Email: csandy at berkeley dot edu

Contact

Karuk Prosodic Phonology

My dissertation research focused on the prosodic phonology of Karuk, a Hokan isolate of Northern California. I found Karuk's complex system of surface accentuation is influenced by factors at various levels of the grammar. I have done fieldwork on these and other linguistic topics, and have participated in language documentation and description as part of a Karuk research group. With Profs. Andrew Garrett and Line Mikkelsen, the research group has developed the online Karuk dictionary and text corpus of the language, and works with the Karuk community to support their language revitalization efforts. My research has also involved locating and interpreting historical archived records and recordings of the language.


Omagua Documentation

I was part of a team of Berkeley students working with Prof. Lev Michael to document and describe Omagua, a highly endangered language of the Peruvian Amazon.

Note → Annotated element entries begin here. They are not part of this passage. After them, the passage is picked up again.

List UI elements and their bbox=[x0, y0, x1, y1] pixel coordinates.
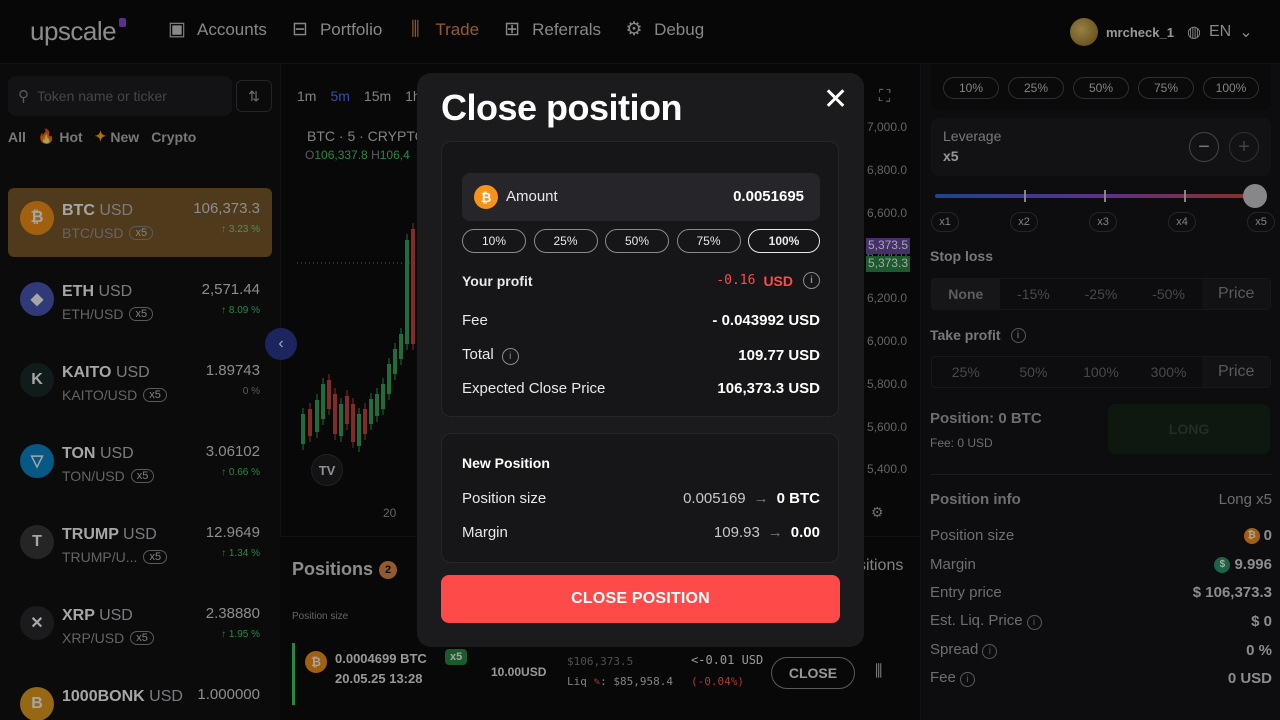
profit-value: -0.16 bbox=[716, 273, 756, 288]
ecp-value: 106,373.3 USD bbox=[717, 380, 820, 397]
close-pct-10[interactable]: 10% bbox=[462, 229, 526, 253]
margin-from: 109.93 bbox=[713, 524, 760, 541]
margin-to: 0.00 bbox=[790, 524, 820, 541]
new-margin-row: Margin 109.93 → 0.00 bbox=[462, 524, 820, 541]
profit-value-group: -0.16 USD i bbox=[716, 272, 820, 289]
new-position-size-row: Position size 0.005169 → 0 BTC bbox=[462, 490, 820, 507]
arrow-right-icon: → bbox=[753, 490, 769, 507]
close-position-button[interactable]: CLOSE POSITION bbox=[441, 575, 840, 623]
expected-close-price-row: Expected Close Price 106,373.3 USD bbox=[462, 380, 820, 397]
close-pct-100[interactable]: 100% bbox=[748, 229, 820, 253]
fee-row: Fee - 0.043992 USD bbox=[462, 312, 820, 329]
new-position-card: New Position Position size 0.005169 → 0 BTC… bbox=[441, 433, 839, 563]
close-percent-selector: 10% 25% 50% 75% 100% bbox=[462, 229, 820, 253]
close-pct-50[interactable]: 50% bbox=[605, 229, 669, 253]
close-icon[interactable]: ✕ bbox=[823, 85, 848, 115]
new-position-title: New Position bbox=[462, 455, 550, 471]
fee-value: - 0.043992 USD bbox=[712, 312, 820, 329]
margin-label: Margin bbox=[462, 524, 508, 541]
pos-size-to: 0 BTC bbox=[776, 490, 820, 507]
total-value: 109.77 USD bbox=[738, 347, 820, 364]
close-position-modal: Close position ✕ ₿ Amount 0.0051695 10% 2… bbox=[417, 73, 864, 647]
amount-field[interactable]: ₿ Amount 0.0051695 bbox=[462, 173, 820, 221]
info-icon[interactable]: i bbox=[803, 272, 820, 289]
total-row: Total i 109.77 USD bbox=[462, 346, 820, 365]
modal-title: Close position bbox=[441, 87, 683, 128]
fee-label: Fee bbox=[462, 312, 488, 329]
total-label-group: Total i bbox=[462, 346, 519, 365]
margin-change: 109.93 → 0.00 bbox=[714, 524, 820, 541]
amount-value: 0.0051695 bbox=[733, 188, 804, 205]
pos-size-change: 0.005169 → 0 BTC bbox=[683, 490, 820, 507]
profit-label: Your profit bbox=[462, 272, 533, 289]
total-label: Total bbox=[462, 346, 494, 363]
close-details-card: ₿ Amount 0.0051695 10% 25% 50% 75% 100% Your… bbox=[441, 141, 839, 417]
btc-icon: ₿ bbox=[474, 185, 498, 209]
pos-size-label: Position size bbox=[462, 490, 547, 507]
pos-size-from: 0.005169 bbox=[683, 490, 746, 507]
close-pct-75[interactable]: 75% bbox=[676, 229, 741, 253]
app-root: upscale ▣ Accounts ⊟ Portfolio ⫼ Trade ⊞ Ref… bbox=[0, 0, 1280, 720]
ecp-label: Expected Close Price bbox=[462, 380, 606, 397]
arrow-right-icon: → bbox=[767, 524, 783, 541]
close-pct-25[interactable]: 25% bbox=[533, 229, 598, 253]
profit-unit: USD bbox=[763, 272, 793, 289]
info-icon[interactable]: i bbox=[501, 348, 519, 365]
amount-label: Amount bbox=[506, 188, 558, 205]
profit-row: Your profit -0.16 USD i bbox=[462, 272, 820, 289]
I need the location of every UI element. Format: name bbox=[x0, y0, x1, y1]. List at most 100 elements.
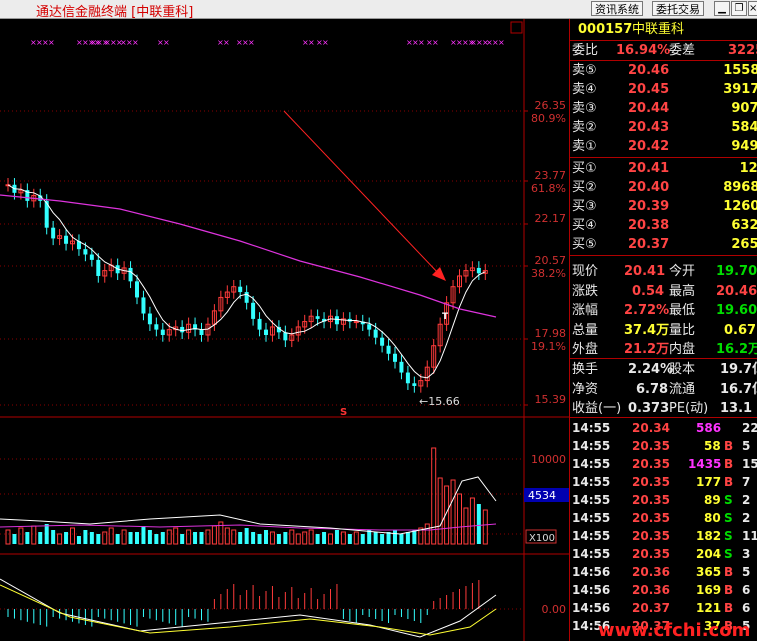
macd-tick-label: 0.00 bbox=[542, 603, 567, 616]
fund-value: 2.24% bbox=[628, 362, 674, 377]
volume-bar bbox=[308, 529, 314, 545]
tick-volume: 58 bbox=[704, 439, 721, 453]
stock-name: 中联重科 bbox=[632, 22, 685, 37]
ask-volume: 949 bbox=[731, 139, 757, 154]
candle-body bbox=[412, 383, 417, 386]
ask-label: 卖④ bbox=[572, 82, 597, 97]
candle-body bbox=[128, 267, 133, 282]
ask-row: 卖② 20.43 584 bbox=[570, 118, 757, 137]
tick-side: S bbox=[724, 493, 733, 507]
tick-side: B bbox=[724, 439, 734, 453]
bid-price: 20.40 bbox=[628, 180, 670, 195]
tick-time: 14:56 bbox=[572, 601, 611, 615]
tick-side: S bbox=[724, 529, 733, 543]
price-tick-label: 22.17 bbox=[535, 212, 567, 225]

Omagua is related to the Tupí-Guaraní language family in a way that is not yet well understood, so the project included investigating the linguistic and social history of the language. I spent two summers doing fieldwork with some of the last elderly speakers of the language in San Joaquin de Omaguas and Iquitos, Peru. We are using the grammatical data, lexicon, and recordings collected in the field to write a grammar of Omagua. My work has focused on topics relating to phonology, interrogatives, negation, information structure and word order.


Anchieta Translation

I have begun a translation of a 16th century grammar of Tupinambá, the Arte de Grammatica da Lingua mais Usada na Costa do Brasil by Joseph de Anchieta, from Portuguese to English. Tupinambá was a Tupí-Guaraní language spoken widely along the Brazilian coast upon the arrival of the Portuguese. As an early (and impressively linguistically sound) description of an indigenous South American language, this translation will provide not only a useful reference for English-speaking Amazonianists, but a fascinating document of general historic and linguistic interest.